- Born: William Woollcott Marx January 8, 1937 (age 89)
- Occupations: pianist, arranger, and composer

= Bill Marx (pianist) =

American pianist, arranger, and composer (born 1937)

William Woollcott Marx (born January 8, 1937) is an American pianist, arranger, and composer.
He is the adopted son of actors Harpo Marx and Susan Fleming.

== Early years ==
Marx was placed in the Children's Home Society in Los Angeles by his birth parents when he was eight months old, and four months later he was adopted by Harpo Marx and his wife, Susan Fleming. He attended the Juilliard School, where he studied composition. He studied with composer Mario Castelnuovo-Tedesco. He began working in entertainment when he was 12 years old, when he was put in charge of his father's props for shows, including his harp. At 16, he became the arranger and musical conductor for his father.

== Composing and arranging ==
Marx's compositions include concertos for alto saxophone, flute, harp, piano, and violin. He also composed symphonies and scores for films, including the score for the film Weekend Pass (1984).

Marx transcribed music that his father composed, because the elder Marx did not read music. The two worked together on two albums that Harpo recorded in the early 1960s. He also composed and arranged for recording artists in both jazz and popular music.

In 1961, Marx signed with Vee-Jay Records. His projects there included arranging cover versions of music for four albums by the Castaway Strings. In 1967, he began writing music for commercials.

In the 1970s, he composed for several low-budget horror movies, including Scream Blacula Scream, Terror at Red Wolf Inn, and Count Yorga, Vampire. For these projects, he often collaborated with lyricist Marilyn Lovell. He continued his work on films outside the horror genre throughout the 1980s, such as arranging music for John Cassavetes' Big Trouble.

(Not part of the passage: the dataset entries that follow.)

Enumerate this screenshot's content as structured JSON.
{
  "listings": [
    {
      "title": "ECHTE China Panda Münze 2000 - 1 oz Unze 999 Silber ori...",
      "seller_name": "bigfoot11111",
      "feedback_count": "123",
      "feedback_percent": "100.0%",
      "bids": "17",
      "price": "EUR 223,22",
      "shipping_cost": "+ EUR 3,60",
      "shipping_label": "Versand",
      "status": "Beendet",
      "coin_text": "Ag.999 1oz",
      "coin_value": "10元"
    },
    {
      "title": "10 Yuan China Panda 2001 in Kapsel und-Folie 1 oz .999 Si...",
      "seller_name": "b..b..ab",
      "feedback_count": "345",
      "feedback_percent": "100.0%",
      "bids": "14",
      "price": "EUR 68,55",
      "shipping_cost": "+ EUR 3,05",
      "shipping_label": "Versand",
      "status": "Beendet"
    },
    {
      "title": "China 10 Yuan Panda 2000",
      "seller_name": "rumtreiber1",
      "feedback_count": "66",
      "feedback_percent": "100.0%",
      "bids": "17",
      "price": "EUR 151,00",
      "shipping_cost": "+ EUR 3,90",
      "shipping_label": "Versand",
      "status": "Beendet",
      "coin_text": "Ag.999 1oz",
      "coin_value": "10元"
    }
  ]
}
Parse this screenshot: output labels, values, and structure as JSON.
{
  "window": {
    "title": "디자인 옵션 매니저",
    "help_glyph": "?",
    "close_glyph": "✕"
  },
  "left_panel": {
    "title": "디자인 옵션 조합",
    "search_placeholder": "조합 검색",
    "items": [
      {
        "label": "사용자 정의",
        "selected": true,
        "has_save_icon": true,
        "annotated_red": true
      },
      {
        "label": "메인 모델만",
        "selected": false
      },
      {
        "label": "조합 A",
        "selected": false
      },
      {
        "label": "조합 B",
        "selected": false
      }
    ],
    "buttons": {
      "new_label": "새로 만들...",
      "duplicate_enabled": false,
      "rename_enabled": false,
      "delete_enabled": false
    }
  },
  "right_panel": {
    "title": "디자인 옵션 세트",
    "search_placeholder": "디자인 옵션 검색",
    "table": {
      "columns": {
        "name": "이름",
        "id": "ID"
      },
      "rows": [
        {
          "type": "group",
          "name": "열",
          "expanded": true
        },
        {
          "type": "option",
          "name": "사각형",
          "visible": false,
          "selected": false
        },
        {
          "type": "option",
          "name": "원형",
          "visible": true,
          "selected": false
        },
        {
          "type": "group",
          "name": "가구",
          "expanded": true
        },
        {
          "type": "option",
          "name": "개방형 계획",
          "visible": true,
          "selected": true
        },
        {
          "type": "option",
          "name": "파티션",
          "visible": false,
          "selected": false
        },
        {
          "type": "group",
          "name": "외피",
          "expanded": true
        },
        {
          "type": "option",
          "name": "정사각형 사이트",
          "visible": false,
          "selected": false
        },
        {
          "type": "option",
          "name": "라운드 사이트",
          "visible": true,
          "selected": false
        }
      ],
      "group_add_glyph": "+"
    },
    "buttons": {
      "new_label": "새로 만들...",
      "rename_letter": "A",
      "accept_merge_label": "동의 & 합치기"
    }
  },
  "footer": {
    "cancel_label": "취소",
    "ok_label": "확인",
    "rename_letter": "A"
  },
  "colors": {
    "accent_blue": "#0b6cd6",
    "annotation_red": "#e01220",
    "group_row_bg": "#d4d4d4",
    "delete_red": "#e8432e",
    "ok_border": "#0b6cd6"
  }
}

== Performing and recording ==
As a performer, Marx has played in jazz clubs, lounges, and theaters. In the late 1980s, Marx and harpist Carrol McLaughlin toured the United States, giving performances and promoting Harpo Speaks, his father's autobiography. Their concerts featured "exact renditions of songs that Harpo played" and included a segment in which they dressed as Harpo and Chico Marx. They also recorded an album, From Harpo With Love. The duo's schedule for one spring included 42 venues in 21 states over a seven-week span.

==Recognition==
In the early 1990s, Los Angeles magazine named Marx the most popular lounge pianist in that city. In 2002, he received a star at 265 S. Palm Canyon Drive on the Palm Springs Walk of Stars. As of December 2019, Marx was still playing as a lounge pianist in and around Palm Springs and Rancho Mirage.
==Works==

- Marx, Bill (2011). "Son of Harpo Speaks!"